Directed by Lasse Halleström (My Life as a Dog, Chocolat, Gilbert Grape, Cider House Rules), and starring Richard Gere and Joan Allen (three Oscar nominations), one has to wonder why the film HACHI: A DOG'S TALE was not released theatrically in the US. In other territories, the film did extremely well. Although the reviews in the US were not overwhelming, audience response was great. Yet the film was not released and wound up premiering on the Hallmark channel, a fate worse than death for a feature film. (In fact, Hallmark played it only once!)
The film certainly has problems. It's an adaptation of a true story, but in a very non-real way. The real story takes place in Japan in the 20s, and this version takes place in the US in the recent past.
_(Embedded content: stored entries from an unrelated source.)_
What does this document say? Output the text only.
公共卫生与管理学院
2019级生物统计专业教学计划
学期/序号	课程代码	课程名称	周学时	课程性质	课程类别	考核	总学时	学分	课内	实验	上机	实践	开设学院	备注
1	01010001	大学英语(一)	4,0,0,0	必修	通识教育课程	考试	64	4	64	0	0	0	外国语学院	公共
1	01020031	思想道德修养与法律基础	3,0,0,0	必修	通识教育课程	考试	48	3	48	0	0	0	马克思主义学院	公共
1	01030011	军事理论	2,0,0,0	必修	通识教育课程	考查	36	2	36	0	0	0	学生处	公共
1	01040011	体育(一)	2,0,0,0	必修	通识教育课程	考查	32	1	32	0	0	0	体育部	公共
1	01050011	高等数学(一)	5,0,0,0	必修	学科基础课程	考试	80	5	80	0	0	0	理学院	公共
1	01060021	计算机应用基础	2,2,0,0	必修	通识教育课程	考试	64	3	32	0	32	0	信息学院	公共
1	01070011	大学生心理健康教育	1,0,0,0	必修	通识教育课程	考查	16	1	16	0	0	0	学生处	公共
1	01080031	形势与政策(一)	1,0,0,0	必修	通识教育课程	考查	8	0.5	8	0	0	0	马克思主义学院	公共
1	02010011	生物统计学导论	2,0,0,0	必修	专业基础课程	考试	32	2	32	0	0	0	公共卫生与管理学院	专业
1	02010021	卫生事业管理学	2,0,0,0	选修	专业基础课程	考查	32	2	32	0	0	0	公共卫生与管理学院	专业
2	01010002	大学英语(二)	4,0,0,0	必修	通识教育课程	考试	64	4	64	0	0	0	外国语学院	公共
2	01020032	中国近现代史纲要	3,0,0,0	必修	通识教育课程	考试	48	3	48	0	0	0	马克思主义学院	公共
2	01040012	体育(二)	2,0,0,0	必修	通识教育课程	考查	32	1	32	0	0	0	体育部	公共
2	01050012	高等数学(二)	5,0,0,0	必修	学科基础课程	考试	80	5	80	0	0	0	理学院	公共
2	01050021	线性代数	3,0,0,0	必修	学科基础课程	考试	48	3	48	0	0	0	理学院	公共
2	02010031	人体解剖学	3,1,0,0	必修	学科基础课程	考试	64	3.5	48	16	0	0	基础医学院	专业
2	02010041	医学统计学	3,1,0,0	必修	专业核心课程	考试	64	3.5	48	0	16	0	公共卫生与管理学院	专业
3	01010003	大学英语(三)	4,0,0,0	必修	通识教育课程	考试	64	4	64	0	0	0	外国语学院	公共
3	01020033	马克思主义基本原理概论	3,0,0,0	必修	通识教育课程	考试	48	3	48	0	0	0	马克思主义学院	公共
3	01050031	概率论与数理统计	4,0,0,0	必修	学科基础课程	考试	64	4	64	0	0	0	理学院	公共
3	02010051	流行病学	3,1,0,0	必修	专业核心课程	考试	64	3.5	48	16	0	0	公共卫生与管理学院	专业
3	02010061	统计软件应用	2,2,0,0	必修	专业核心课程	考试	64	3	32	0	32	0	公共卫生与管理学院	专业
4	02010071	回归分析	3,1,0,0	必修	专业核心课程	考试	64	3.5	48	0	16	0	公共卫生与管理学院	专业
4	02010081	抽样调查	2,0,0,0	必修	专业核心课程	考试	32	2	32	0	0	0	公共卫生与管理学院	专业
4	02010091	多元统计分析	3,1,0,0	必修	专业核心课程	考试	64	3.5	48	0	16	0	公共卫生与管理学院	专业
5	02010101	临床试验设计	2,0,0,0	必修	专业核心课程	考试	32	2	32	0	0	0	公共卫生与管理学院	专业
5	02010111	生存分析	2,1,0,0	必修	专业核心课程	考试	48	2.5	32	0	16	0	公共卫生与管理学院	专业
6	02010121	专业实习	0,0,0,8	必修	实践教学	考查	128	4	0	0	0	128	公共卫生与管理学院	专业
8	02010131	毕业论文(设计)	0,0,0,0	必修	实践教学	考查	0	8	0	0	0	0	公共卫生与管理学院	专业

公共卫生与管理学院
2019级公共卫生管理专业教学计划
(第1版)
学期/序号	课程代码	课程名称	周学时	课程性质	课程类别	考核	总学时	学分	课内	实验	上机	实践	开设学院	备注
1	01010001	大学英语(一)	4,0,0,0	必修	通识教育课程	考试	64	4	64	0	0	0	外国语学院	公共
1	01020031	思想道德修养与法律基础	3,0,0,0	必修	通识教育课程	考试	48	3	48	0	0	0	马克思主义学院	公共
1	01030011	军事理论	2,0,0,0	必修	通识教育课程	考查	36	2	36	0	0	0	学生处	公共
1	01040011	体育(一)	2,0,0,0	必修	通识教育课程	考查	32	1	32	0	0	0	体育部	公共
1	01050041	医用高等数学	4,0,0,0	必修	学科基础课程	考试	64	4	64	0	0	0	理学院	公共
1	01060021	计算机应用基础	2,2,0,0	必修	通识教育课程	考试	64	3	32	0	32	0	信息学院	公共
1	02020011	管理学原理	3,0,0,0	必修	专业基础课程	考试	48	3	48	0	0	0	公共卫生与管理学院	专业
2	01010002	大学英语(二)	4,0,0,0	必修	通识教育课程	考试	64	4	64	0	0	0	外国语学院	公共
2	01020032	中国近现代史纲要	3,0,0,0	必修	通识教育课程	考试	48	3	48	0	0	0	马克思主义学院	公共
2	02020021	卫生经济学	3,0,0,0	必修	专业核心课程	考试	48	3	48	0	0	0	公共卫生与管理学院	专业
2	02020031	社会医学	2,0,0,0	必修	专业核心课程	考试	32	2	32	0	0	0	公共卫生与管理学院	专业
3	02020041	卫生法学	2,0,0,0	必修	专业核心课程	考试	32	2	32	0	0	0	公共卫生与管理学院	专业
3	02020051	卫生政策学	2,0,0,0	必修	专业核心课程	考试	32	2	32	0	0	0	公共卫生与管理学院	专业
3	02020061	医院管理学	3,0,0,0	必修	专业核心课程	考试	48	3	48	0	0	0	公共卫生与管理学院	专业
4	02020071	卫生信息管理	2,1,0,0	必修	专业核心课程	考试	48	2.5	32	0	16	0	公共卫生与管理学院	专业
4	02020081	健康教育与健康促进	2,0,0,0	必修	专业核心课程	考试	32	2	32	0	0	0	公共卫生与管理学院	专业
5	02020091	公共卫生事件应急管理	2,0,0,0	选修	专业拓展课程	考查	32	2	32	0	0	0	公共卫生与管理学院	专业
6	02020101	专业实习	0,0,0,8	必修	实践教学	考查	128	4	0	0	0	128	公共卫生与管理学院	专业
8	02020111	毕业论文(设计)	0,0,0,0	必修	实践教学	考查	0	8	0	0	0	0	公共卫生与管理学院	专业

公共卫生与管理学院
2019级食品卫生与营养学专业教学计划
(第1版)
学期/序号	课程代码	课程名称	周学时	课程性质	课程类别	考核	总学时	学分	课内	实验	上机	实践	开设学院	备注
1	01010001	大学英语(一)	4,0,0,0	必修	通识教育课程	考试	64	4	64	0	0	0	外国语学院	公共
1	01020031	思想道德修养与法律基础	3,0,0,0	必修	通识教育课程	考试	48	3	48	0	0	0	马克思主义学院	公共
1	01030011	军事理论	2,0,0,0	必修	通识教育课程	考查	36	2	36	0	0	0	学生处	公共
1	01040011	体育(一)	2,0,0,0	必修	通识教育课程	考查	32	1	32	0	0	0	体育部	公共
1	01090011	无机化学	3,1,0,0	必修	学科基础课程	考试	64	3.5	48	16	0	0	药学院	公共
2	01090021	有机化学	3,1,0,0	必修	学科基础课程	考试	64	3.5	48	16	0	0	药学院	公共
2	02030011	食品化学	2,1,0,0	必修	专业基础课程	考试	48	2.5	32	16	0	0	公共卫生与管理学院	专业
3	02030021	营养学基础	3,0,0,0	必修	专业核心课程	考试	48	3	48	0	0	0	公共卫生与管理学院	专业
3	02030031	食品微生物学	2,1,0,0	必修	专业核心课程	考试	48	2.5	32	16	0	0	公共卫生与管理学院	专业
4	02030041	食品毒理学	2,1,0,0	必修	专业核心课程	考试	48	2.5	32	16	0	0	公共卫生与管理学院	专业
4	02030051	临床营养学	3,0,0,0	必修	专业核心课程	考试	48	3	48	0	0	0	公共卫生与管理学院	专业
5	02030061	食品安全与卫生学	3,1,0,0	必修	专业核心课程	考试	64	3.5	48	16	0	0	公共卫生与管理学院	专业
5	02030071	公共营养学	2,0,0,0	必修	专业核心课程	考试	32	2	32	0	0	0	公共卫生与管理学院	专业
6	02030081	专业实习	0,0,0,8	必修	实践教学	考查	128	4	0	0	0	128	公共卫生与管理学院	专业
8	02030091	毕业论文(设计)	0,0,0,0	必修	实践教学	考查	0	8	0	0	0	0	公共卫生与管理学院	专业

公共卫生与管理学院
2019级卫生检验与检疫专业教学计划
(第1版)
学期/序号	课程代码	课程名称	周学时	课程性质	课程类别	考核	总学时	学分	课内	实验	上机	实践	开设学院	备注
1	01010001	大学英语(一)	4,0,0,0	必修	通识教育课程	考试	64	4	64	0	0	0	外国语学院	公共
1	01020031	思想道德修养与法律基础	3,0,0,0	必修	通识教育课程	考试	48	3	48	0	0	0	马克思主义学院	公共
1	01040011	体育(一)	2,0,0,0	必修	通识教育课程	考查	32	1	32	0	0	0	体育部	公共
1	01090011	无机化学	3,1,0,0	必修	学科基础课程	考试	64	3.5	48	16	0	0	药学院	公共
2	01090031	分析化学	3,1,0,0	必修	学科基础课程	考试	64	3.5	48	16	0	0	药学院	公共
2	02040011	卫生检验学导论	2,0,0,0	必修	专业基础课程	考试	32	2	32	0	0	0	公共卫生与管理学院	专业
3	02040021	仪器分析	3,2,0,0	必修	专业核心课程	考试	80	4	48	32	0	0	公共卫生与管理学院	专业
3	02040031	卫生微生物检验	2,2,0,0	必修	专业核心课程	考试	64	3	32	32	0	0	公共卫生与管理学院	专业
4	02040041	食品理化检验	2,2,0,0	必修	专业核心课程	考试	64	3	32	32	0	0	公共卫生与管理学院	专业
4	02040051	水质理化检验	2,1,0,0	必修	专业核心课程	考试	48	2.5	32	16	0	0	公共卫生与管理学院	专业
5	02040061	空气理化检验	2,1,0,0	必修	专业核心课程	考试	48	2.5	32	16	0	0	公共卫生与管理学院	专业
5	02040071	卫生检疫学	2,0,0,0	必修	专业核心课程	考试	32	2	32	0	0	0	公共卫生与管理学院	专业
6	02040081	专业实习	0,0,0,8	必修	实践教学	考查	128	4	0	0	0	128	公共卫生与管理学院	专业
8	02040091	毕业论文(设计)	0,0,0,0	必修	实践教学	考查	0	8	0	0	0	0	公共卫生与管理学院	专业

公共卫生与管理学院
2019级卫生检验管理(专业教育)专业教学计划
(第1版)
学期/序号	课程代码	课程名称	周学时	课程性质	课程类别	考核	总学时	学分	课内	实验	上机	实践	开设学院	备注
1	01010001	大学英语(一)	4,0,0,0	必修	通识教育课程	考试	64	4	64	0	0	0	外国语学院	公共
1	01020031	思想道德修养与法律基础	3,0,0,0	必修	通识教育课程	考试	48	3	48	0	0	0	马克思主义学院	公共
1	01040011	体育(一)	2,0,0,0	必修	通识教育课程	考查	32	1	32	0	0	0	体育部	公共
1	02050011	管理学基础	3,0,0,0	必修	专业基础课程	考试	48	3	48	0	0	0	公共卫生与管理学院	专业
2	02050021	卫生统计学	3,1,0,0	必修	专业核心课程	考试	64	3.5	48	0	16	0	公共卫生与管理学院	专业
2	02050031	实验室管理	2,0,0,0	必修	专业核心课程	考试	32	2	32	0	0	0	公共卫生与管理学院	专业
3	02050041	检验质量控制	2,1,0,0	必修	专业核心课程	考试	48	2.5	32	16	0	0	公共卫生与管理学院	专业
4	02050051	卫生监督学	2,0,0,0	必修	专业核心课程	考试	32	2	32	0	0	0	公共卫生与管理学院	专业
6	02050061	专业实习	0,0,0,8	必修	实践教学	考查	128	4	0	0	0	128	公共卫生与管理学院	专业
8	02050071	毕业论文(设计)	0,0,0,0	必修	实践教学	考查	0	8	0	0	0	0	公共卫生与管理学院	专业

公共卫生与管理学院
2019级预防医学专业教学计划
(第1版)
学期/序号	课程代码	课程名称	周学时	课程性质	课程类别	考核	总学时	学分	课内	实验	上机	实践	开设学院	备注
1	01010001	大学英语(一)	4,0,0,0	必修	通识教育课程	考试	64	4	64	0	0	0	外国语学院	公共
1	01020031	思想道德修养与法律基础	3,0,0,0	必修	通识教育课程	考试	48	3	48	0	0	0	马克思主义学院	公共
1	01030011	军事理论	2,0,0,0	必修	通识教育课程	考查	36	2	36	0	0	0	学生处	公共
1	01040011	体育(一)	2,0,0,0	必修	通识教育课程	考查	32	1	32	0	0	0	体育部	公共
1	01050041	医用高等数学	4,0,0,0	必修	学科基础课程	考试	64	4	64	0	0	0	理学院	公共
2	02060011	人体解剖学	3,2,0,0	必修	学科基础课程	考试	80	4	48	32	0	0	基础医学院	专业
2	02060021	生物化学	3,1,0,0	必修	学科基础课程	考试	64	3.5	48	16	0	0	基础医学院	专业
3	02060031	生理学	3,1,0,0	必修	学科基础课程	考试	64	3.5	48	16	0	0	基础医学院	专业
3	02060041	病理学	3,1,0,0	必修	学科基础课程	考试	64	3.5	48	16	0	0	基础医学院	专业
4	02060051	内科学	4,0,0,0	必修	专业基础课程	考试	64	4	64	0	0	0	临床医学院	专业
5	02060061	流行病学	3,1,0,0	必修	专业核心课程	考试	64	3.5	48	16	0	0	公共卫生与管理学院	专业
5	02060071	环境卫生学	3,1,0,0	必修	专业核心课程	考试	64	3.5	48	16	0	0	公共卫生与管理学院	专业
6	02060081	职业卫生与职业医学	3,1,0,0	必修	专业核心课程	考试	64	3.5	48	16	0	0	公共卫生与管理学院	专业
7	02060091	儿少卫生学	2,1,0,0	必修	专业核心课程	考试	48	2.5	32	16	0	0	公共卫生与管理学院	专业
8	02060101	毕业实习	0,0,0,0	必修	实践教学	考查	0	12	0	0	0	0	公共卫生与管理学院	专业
But the basic story, about a dog's love for his man is so wonderful, that I forgive the license they took with the story. The bigger problem is the fact that there really is no second act to the film. There is a long first act and a predictable second act. Nonetheless, if you are an animal lover like me, you will end up a blubbering mess by the end of the film. It's a truly wonderful story, with great performances by both leads. Jason Alexander is also in the film, although miscast in a tiny role as the train station manager.
The real stars of the film are the dogs who play Hachi at various points in his life. The dog is truly emotive throughout the film, a testament to the director's fine work. Jan A.P. Kaczmarek's score also supported the film quite well.
Hachi the dog, is still well known in Japan, in fact, there is still a statue dedicated to him in Tokyo. Hopefully this film will be relased on video soon so that other animal lovers in the US can see it and enjoy the film without the constant commercial interruptions of the Hallmark channel.